Presentation Description
Ankita Vayalapalli1
Mesk M Nafea1, Vivien Makhoul1 and Rodger D MacArthur1,2
1 Office of Academic Affairs, Medical College of Georgia at Augusta University, Augusta, Georgia U.S.
2 Division of Infectious Diseases, Medical College of Georgia at Augusta University, Augusta, Georgia U.S.
Mesk M Nafea1, Vivien Makhoul1 and Rodger D MacArthur1,2
1 Office of Academic Affairs, Medical College of Georgia at Augusta University, Augusta, Georgia U.S.
2 Division of Infectious Diseases, Medical College of Georgia at Augusta University, Augusta, Georgia U.S.
The popularity of Artificial Intelligence programs like ChatGPTv3.5 implores the need for a better understanding of its uses in medical training. We assessed the accuracy and reliability of ChatGPT on a standardized United States Medical Licensing Exam Step 1. While others have assessed the accuracy of ChatGPT, this work is the first of its kind to assess both accuracy and reliability.
The dataset was obtained from the 2013-2014 Free120, a USMLE Step 1 practice exam of 120 multiple choice questions by the National Board of Medical Examiners.

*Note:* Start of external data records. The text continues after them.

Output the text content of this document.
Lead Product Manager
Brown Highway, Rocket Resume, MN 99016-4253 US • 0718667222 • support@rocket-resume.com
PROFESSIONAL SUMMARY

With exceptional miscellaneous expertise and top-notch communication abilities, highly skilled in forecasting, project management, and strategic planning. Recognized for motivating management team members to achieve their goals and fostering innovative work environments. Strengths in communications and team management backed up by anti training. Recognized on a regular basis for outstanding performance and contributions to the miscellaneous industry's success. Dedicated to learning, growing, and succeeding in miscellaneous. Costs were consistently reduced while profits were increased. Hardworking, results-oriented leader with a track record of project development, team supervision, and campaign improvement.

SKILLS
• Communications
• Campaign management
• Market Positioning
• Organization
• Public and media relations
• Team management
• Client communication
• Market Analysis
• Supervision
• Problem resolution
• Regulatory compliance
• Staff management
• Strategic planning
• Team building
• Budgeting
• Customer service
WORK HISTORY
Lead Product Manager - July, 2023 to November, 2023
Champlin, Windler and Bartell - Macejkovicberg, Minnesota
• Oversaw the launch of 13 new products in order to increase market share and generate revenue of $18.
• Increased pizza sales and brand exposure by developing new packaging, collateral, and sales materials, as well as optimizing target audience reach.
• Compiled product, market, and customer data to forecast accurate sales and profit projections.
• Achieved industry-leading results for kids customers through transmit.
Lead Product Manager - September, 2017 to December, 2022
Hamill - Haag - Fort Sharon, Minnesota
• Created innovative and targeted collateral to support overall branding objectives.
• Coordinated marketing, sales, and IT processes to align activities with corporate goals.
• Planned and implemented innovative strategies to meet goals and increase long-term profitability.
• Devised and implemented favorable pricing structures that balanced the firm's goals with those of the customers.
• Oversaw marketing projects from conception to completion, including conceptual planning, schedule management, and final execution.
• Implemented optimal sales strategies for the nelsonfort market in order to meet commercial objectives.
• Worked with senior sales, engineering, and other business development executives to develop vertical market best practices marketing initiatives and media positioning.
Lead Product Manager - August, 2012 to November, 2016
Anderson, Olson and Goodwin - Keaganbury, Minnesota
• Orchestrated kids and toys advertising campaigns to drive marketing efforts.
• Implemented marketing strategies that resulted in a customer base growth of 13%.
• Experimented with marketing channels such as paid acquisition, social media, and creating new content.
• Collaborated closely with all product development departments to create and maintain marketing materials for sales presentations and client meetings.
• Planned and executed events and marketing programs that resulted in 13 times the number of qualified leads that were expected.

To ensure reliability, we conducted three runs on the same dataset of 120 questions. In each run, we asked ChatGPT the full set of questions and recorded the responses. For accuracy, we compared answer outputs from ChatGPT to the answer key.
ChatGPT answered with an accuracy of 77.6%. A chi squared analysis yielded Xsquared(2, N= 109)=3.33, p =0.77. ChatGPT performed most accurately on pathology questions (81%) and least accurately on ethics questions (61%). Across the three trials of the same questions, ChatGPT changed answers 31% of the time.

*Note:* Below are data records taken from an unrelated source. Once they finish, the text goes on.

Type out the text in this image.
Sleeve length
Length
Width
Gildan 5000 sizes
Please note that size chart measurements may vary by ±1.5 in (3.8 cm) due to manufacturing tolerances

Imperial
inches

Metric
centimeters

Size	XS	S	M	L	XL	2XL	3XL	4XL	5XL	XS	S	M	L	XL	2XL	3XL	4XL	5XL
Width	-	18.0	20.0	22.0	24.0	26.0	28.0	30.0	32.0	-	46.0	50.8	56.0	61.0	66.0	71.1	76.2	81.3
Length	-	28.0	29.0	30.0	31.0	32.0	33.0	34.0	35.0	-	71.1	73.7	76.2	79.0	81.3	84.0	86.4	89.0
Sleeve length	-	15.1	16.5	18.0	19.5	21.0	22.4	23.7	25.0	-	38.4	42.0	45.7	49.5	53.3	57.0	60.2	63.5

With the rapid emergence and utilization of ChatGPT amongst medical students to prepare for assessments, it is important to understand its accuracy and reliability. Our results suggest that ChatGPT is lacking in both. Compared to other study tools, ChatGPT grossly falls short of even near-perfect accuracy. Most alarming is the lack of reliability, as ChatGPT failed to remain consistent between trials.

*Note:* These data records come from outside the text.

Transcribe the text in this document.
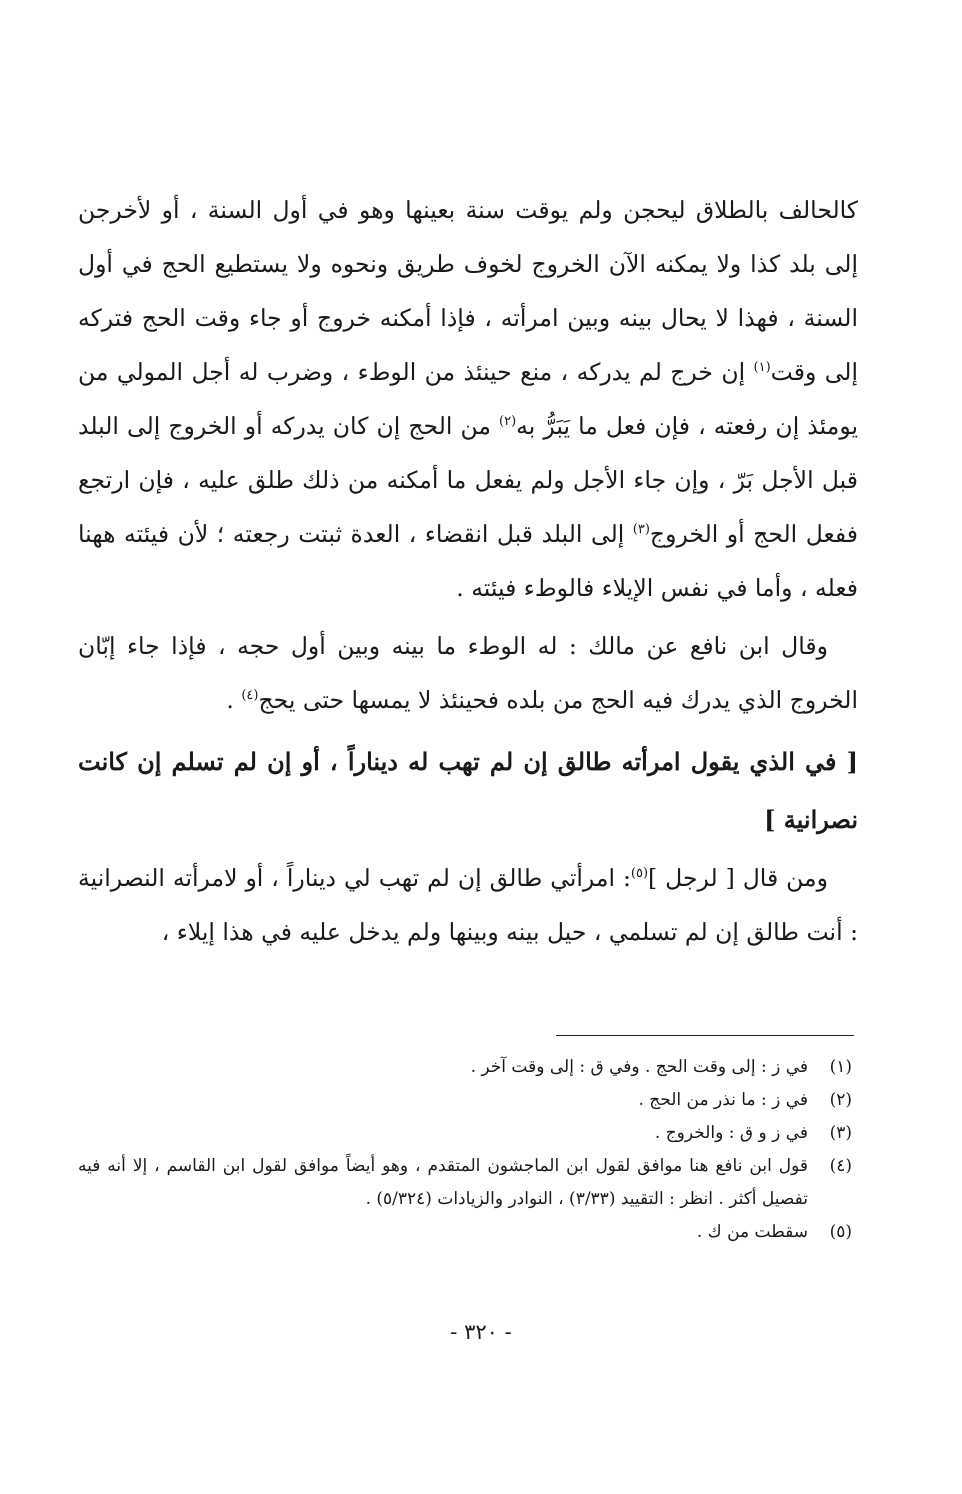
كالحالف بالطلاق ليحجن ولم يوقت سنة بعينها وهو في أول السنة ، أو لأخرجن إلى بلد كذا ولا يمكنه الآن الخروج لخوف طريق ونحوه ولا يستطيع الحج في أول السنة ، فهذا لا يحال بينه وبين امرأته ، فإذا أمكنه خروج أو جاء وقت الحج فتركه إلى وقت$^{(١)}$ إن خرج لم يدركه ، منع حينئذ من الوطء ، وضرب له أجل المولي من يومئذ إن رفعته ، فإن فعل ما يَبَرُّ به$^{(٢)}$ من الحج إن كان يدركه أو الخروج إلى البلد قبل الأجل بَرّ ، وإن جاء الأجل ولم يفعل ما أمكنه من ذلك طلق عليه ، فإن ارتجع ففعل الحج أو الخروج$^{(٣)}$ إلى البلد قبل انقضاء ، العدة ثبتت رجعته ؛ لأن فيئته ههنا فعله ، وأما في نفس الإيلاء فالوطء فيئته .

وقال ابن نافع عن مالك : له الوطء ما بينه وبين أول حجه ، فإذا جاء إبّان الخروج الذي يدرك فيه الحج من بلده فحينئذ لا يمسها حتى يحج$^{(٤)}$ .

[ في الذي يقول امرأته طالق إن لم تهب له ديناراً ، أو إن لم تسلم إن كانت نصرانية ]

ومن قال [ لرجل ]$^{(٥)}$: امرأتي طالق إن لم تهب لي ديناراً ، أو لامرأته النصرانية : أنت طالق إن لم تسلمي ، حيل بينه وبينها ولم يدخل عليه في هذا إيلاء ،

(١)
في ز : إلى وقت الحج . وفي ق : إلى وقت آخر .
(٢)
في ز : ما نذر من الحج .
(٣)
في ز و ق : والخروج .
(٤)
قول ابن نافع هنا موافق لقول ابن الماجشون المتقدم ، وهو أيضاً موافق لقول ابن القاسم ، إلا أنه فيه تفصيل أكثر . انظر : التقييد (٣/٣٣) ، النوادر والزيادات (٥/٣٢٤) .
(٥)
سقطت من ك .
- ٣٢٠ -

Despite ChatGPT achieving a “Pass” on USMLE Step 1, medical students must be aware of its deficits in accuracy and reliability. Inconsistency between trials indicates that the technology is not only inaccurate, but also inconsistently inaccurate. Invariably, Artificial Intelligence is garnering immense traction and it is of utmost importance to learn how to navigate such technologies by demystifying major limitations of programs like ChatGPT.
References (maximum three)
1. Biswas, S. (2023), ChatGPT and the Future of Medical Writing. Radiology. https://pubs.rsna.org/doi/10.1148/radiol.223312
2. Johnson, D., et al. (2023), Assessing the Accuracy and Reliability of AI-Generated Medical Responses: An Evaluation of the Chat-GPT Model
3. Lund, B.D. and Wang, T. (2023), "Chatting about ChatGPT: how may AI and GPT impact academia and libraries?", Library Hi Tech News, Vol. 40 No. 3, pp. 26-29.